Une main sur sa bouche, j'ai continué de la harceler, fourrant mon nez dans ses cheveux blonds.

- Les gens qui t'aiment ça te suffit pas, hein ? Il te faut un bon gros salaud qui t'écrase ? ... Tu vas quitter ton job demain. Tu ne vois plus tes putains d'amis les tarés. Tu ne sors plus. J'vais t'traiter comme ma petite salope puisque c'est ce que tu veux, et tu vas tellement aimer ça, que tu vas te briser. Tu vas pleurer. Tu vas en vouloir plus. Puis un jour tu vas me supplier de t'aimer. Mais ça sera déjà tellement loin tout ça. Tellement loin. C'est fini.

Rassérénée par un sursaut de peur, elle m'a échappé un instant, et a tenté de rejoindre le vestibule pour sortir de l'appartement. La voir partir me mit dans une rage noire. Je l'attrapai au milieu du salon par le bras.

- Tu es fou, a-t-elle lancé avec une autre claque que j'ai évitée.

 Nous avons esquivé chacun les coups furieux de l'autre. Mais dans un éclat de mains j'ai pu la saisir au cou. Je l'ai étranglée de longues secondes en la guidant à terre. Malgré ma prise elle a réussi à me surprendre et à m'entrainer dans un dernier tumulte au sol qui a tourné à mon avantage. Immobilisée sous mes cuisses et mes poings, j'ai recommencé, le sourire aux lèvres :

- Tu vas pas partir comme ça. Non... Tu vas pas partir, lui ai-je assuré d'un ton lugubre, une main à nouveau autour de sa gorge alors que je m'approchais pour l'embrasser. 

Au lieu de recevoir mon baiser, elle a chipé ma lèvre et l'a mordue en m'arrachant un cri et une douleur terribles. En retour je lui ai assénée une claque à la tempe qui l'a séchée au sol. J'ai alors humé sur sa peau les  effluves de sueur et empoigné sa poitrine encore haletante. Je suis allé m'enfouir dans son cou tandis que d'une main crispée et agacée j'ai commencé à déboutonner son chemisier. A la moitié des boutons défaits, elle s'est animée à nouveau, et j'ai préféré assurer ma prise sur son corps , me faisant admettre avec force entre ses cuisses. Puis j'ai mieux défait son pantalon, et glissé mes doigts dans son sexe. J'ai fouillé au plus loin dans les replis chauds. 

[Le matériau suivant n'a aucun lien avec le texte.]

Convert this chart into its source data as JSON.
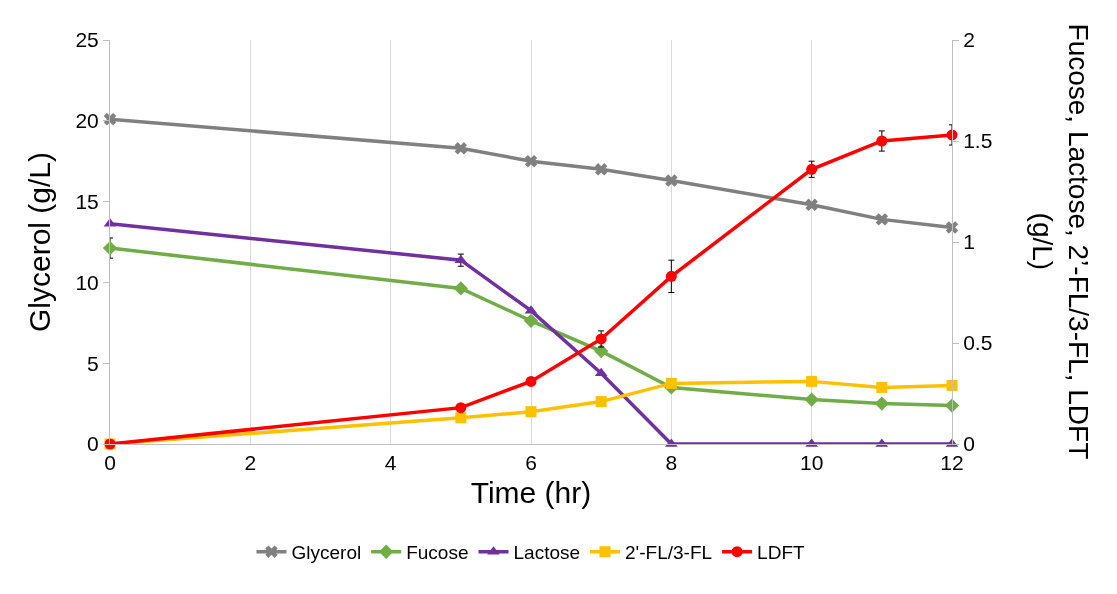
{
  "chart_data": {
    "type": "line",
    "xlabel": "Time (hr)",
    "ylabel": "Glycerol (g/L)",
    "y2label": "Fucose, Lactose, 2’-FL/3-FL, LDFT (g/L)",
    "x": [
      0,
      5,
      6,
      7,
      8,
      10,
      11,
      12
    ],
    "series": [
      {
        "name": "Glycerol",
        "color": "#808080",
        "marker": "cross",
        "values": [
          20.1,
          18.3,
          17.5,
          17.0,
          16.3,
          14.8,
          13.9,
          13.4
        ]
      },
      {
        "name": "Fucose",
        "color": "#70ad47",
        "marker": "diamond",
        "axis": "y2",
        "values": [
          0.97,
          0.77,
          0.61,
          0.46,
          0.28,
          0.22,
          0.2,
          0.19
        ],
        "errors": [
          0.05,
          null,
          null,
          null,
          null,
          null,
          null,
          null
        ]
      },
      {
        "name": "Lactose",
        "color": "#7030a0",
        "marker": "triangle",
        "axis": "y2",
        "values": [
          1.09,
          0.91,
          0.66,
          0.35,
          0,
          0,
          0,
          0
        ],
        "errors": [
          null,
          0.03,
          null,
          null,
          null,
          null,
          null,
          null
        ]
      },
      {
        "name": "2'-FL/3-FL",
        "color": "#ffc000",
        "marker": "square",
        "axis": "y2",
        "values": [
          0,
          0.13,
          0.16,
          0.21,
          0.3,
          0.31,
          0.28,
          0.29
        ]
      },
      {
        "name": "LDFT",
        "color": "#ff0000",
        "marker": "circle",
        "axis": "y2",
        "values": [
          0,
          0.18,
          0.31,
          0.52,
          0.83,
          1.36,
          1.5,
          1.53
        ],
        "errors": [
          null,
          null,
          null,
          0.04,
          0.08,
          0.04,
          0.05,
          0.05
        ]
      }
    ],
    "xlim": [
      0,
      12
    ],
    "xticks": [
      0,
      2,
      4,
      6,
      8,
      10,
      12
    ],
    "ylim": [
      0,
      25
    ],
    "yticks": [
      0,
      5,
      10,
      15,
      20,
      25
    ],
    "y2lim": [
      0,
      2
    ],
    "y2ticks": [
      0,
      0.5,
      1,
      1.5,
      2
    ],
    "grid": "x",
    "legend": "bottom",
    "line_style": "solid"
  }
}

D'une main amollie par la fatigue, elle essayait vainement de barrer ma progression. J'ai lu son impuissance et sa supplique lorsqu'elle a compris qu'épuisée, son bras ne lui était d'aucune aide. Et pour accroitre son désarroi et la narguer j'ai délaissé un temps son sexe, et suis venu retirer lentement sa main de mon buste pour y déposer un baiser avant de revenir tout aussi facilement dans le renfoncement de ses cuisses et de commencer à la pénétrer. 

Mes yeux dardés dans les siens, j'avais hâte d'entendre un gémissement ou la formule d'une nouvelle supplique. Sous la pulpe de mes doigts, la chair molle s'est gonflée et a commencé à suinter. J'en étais si satisfait que ma caresse s'en est trouvé ragaillardie. Agressif, j'ai glissé plus haut et ramené plus bas les élastiques de la chair. Les tissus se sont tendus, révélant des reliefs qui m'invitaient à découvrir des recoins plus voluptueux en profondeur. Et j'ai entendu de sa bouche un premier murmure. Un murmure qu'elle a réprimé et qu'elle m'a refusé tant et si bien qu'il m'a encouragé à venir lui arracher avec plus de vigueur. 

Sournoisement, je l'ai câlinée un peu, j'ai bercé ses hanches, une main agrippée à sa taille. Puis refermant mes doigts haineux sur sa gorge, j'ai repris ma sauvagerie, menacé, serré sa petite gorge blanche. Son sexe qui s'ouvrait encore m'a emmené à taper dans la coudée profonde. Lentement, puis brutalement j'ai tambouriné agilement. De petits piaillements distillés entre des pleurs sont arrivées par flopées. J'ai continué mes allers et venus, infaillibles et cruels, gagnant toujours plus de vitesse, toujours plus de rudesse à mesure que je croyais la posséder. 
Mais concentré à trouver de quoi l'exciter toujours plus, j'avais tant relâché ma prise, qu'elle a pu me faire basculer à la renverse et s'est précipitée dans la cuisine. Je l'ai trouvé un couteau à la main, me refoulant en arrière pour la laisser passer.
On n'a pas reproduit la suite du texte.